From the article on Weston Place:
"'Horeb's Corners' was to create a new front door to Mount Horeb from U.S. 18-151. The plan included 200 residential units, retail shops, offices and a commercial business park envisioning a new urbanism style where residents could easily walk to stores and businesses. But the project failed to draw support from the village board, was criticized for being too dense and was eventually abandoned."
"'The idea was to make it more of an urban feel, a small hub for the area, as opposed to a big old box with a parking lot wasteland,' said Frautschi, who has served on the Yahara Lakes Association, Friends of Pheasant Branch and the National Trust for Historic Preservation.
While that Kmart site drew early support from Vern Kempfer, president of the Mayfair Park Neighborhood Association, it ran into opposition from neighbors and planners concerned about the density."
I have a sneaking suspicion that a lot of these people who cry "too dense!" are also not particularly enthusiastic about sprawl. Yet it would seem that, when these people speak out against and/or help defeat proposals that are too large for their tastes, they are encouraging and perhaps hastening more subdivisions where, if I may paraphrase Chris Hedges, there are no community rituals, no community centers, often there are no sidewalks. People live in empty soulless houses and drive big empty cars on freeways to Madison and sit in vast offices and then come home again. Personally, I think the city should tell developers who won't build in a grid pattern and refuse to put in sidewalks to go fuck themselves. This brings to mind the developments north of the American Family business park. I have a friend who had a house there. It wasn’t a bad house excepting that the exterior was exactly the same as those surrounding it. I can did some housesitting for my friend and I can say that the neighborhood was as Hedges described – soulless. I'm sure there were lots of wonderful folks around but I never met any of them. I only ever saw them when they were leaving for or coming home from work. They'd drive by me, pull into their garages, and disappear.

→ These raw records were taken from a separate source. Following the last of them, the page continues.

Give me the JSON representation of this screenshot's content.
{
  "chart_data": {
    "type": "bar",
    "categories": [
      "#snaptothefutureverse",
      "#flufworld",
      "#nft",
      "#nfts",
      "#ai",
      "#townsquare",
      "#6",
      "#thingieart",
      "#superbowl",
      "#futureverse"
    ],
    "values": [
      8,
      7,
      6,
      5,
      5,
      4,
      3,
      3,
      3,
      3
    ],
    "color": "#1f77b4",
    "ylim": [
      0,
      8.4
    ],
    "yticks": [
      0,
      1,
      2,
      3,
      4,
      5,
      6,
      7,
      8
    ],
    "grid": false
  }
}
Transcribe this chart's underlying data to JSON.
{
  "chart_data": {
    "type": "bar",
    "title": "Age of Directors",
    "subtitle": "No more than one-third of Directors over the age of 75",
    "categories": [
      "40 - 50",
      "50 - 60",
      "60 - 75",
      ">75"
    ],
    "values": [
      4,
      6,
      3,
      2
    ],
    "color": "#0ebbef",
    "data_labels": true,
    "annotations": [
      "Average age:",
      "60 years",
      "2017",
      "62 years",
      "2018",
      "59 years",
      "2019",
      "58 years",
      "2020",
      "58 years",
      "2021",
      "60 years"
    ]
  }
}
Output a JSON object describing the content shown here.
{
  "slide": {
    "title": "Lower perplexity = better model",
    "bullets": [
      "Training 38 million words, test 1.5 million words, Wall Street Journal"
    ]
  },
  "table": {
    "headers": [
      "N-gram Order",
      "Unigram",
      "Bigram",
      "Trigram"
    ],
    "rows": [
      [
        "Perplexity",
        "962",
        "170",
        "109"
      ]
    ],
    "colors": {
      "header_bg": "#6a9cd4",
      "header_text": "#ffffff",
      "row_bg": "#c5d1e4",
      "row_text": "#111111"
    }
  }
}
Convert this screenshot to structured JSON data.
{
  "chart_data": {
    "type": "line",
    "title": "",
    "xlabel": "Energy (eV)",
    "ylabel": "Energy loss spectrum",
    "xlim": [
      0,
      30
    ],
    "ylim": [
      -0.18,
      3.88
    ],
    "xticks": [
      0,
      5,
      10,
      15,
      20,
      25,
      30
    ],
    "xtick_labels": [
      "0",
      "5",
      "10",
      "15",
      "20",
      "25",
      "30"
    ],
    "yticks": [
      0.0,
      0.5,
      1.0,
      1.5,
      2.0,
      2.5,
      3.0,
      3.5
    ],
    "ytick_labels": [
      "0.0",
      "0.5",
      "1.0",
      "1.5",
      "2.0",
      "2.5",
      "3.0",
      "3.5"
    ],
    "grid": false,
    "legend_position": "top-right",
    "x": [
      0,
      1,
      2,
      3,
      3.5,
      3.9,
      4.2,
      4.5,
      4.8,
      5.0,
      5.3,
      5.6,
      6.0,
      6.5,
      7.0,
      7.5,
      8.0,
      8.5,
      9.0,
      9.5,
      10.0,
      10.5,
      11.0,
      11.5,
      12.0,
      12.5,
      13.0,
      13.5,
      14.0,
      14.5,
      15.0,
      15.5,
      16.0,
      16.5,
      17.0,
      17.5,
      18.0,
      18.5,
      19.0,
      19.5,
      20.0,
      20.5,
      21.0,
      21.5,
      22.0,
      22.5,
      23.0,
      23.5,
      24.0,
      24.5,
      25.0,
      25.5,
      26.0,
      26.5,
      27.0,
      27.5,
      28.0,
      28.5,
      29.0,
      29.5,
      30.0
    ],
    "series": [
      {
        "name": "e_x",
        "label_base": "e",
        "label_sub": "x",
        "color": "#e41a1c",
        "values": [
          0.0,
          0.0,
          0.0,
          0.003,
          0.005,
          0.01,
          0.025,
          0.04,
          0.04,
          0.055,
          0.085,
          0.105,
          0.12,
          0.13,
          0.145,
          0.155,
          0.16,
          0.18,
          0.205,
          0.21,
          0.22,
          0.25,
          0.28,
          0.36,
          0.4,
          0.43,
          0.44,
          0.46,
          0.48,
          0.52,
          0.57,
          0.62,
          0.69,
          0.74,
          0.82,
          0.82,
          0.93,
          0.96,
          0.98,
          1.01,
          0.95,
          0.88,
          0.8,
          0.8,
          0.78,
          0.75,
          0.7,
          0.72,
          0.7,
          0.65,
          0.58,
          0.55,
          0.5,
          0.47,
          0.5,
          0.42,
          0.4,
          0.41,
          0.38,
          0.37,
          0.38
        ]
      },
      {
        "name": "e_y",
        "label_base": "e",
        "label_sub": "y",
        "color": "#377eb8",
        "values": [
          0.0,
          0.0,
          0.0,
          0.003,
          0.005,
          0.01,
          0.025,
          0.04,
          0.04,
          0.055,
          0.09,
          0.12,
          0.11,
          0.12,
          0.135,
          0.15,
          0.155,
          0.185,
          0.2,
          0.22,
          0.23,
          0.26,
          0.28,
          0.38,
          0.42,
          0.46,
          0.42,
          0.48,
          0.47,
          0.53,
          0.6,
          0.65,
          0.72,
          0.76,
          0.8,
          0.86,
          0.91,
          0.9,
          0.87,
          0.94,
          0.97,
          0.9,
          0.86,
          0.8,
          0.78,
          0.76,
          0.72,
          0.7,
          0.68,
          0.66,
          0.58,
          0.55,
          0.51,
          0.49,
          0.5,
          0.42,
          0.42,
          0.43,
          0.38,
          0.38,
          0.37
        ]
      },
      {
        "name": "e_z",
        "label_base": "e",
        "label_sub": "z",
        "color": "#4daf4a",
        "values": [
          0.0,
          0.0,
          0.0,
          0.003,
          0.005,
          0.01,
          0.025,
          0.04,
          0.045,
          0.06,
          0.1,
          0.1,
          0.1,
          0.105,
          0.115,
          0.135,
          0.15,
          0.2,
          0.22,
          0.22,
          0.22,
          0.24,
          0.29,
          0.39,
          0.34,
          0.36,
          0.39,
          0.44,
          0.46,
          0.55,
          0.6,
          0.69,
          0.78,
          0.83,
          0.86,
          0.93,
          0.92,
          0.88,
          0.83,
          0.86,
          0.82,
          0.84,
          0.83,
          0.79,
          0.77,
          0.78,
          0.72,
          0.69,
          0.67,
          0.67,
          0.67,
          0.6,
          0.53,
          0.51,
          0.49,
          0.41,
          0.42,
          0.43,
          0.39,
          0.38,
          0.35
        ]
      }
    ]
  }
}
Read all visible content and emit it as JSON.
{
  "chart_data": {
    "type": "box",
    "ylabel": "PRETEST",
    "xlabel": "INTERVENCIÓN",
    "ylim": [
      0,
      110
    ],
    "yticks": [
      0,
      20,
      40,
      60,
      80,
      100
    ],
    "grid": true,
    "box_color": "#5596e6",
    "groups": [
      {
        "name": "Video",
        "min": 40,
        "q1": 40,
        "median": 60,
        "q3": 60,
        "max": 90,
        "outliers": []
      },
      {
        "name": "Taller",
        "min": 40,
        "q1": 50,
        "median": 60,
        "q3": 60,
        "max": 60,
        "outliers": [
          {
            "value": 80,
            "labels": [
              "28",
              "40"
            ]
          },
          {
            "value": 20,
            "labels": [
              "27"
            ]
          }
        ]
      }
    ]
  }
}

Ivey refers to "no-growth types". With Madison's population increasing each year by 2,500-3,000 people, one has to wonder just how long a no-growth position will be tenable. Are these folks just following the NIMBY principle or are they following some quixotic dream of keeping Madison as it was before 1996 when Money magazine named it the best whatever kind of city? Perhaps there is some middle ground that these people would agree to but upon which the articles don't elaborate. I'd like to see more density in the city along major bus routes as opposed to throwing up sterile subdivisions out in the middle of nowhere where you have to drive if you want to visit your next door neighbor. East Wash needs more development, not only to make the city denser, but also because it is one of the ugliest boulevards in all of Madison. It's appalling right from the start when you get off the interstate. No amount of new pavement, fancy light fixtures, or new bus shelters is going to make the malls, car dealerships, and lumber yard aesthetically appealing. If views of the Capitol have to go, so be it.
In his new book, Stu Levitan outlines how planning decision made decades ago affect us today in 2007. The same is true today. Decisions made now are going to affect residents who aren't even born yet.
2 comments:
This is a total fallacy that somehow that family that was going to build a new house in the cornfield would move downtown into the 15 story condo tower if only the neighborhood wouldn't have let that poor developer build it.
It's mostly separate markets, people that are gobbling land on the periphery, and people mulling moving downtown. If anything, a bigger downtown by itself will promote more sprawl. Regional growth is not a zero sum game.
It's unfair to say that downtown has to bear all the density burden. If we agree that we don't like Edward Scissorhands streets, then why don't we make these developers accountable for the crap they're platting out there? The city should mandate rectilinear street systems on all new plats. Outlaw "megablocks"
The answer to the problem of bad development on the periphery, is not to promote bad development downtown. All these people Ivey is talking to are not anti-growth, they're anti-crap.
I never said that sprawl can be eliminated. The city is going to spread out for a while I would imagine. Madison has parcels of the Town of Burke coming to it.
I didn't mean to imply that downtown must bear all the density and it's not. Union Corners is going up and I can imagine that it won't be long before the farmland on Milwaukee Street becomes developed. But, for these downtown folks whom you claim to be anti-crap and not anti-growth, how much density will they put up with? In one of those articles, the quote was purely about size and not design. It wasn't a complaint that a particular 15-story building was crap, If you're right, then it was a complaint that all 15-story buildings are crap.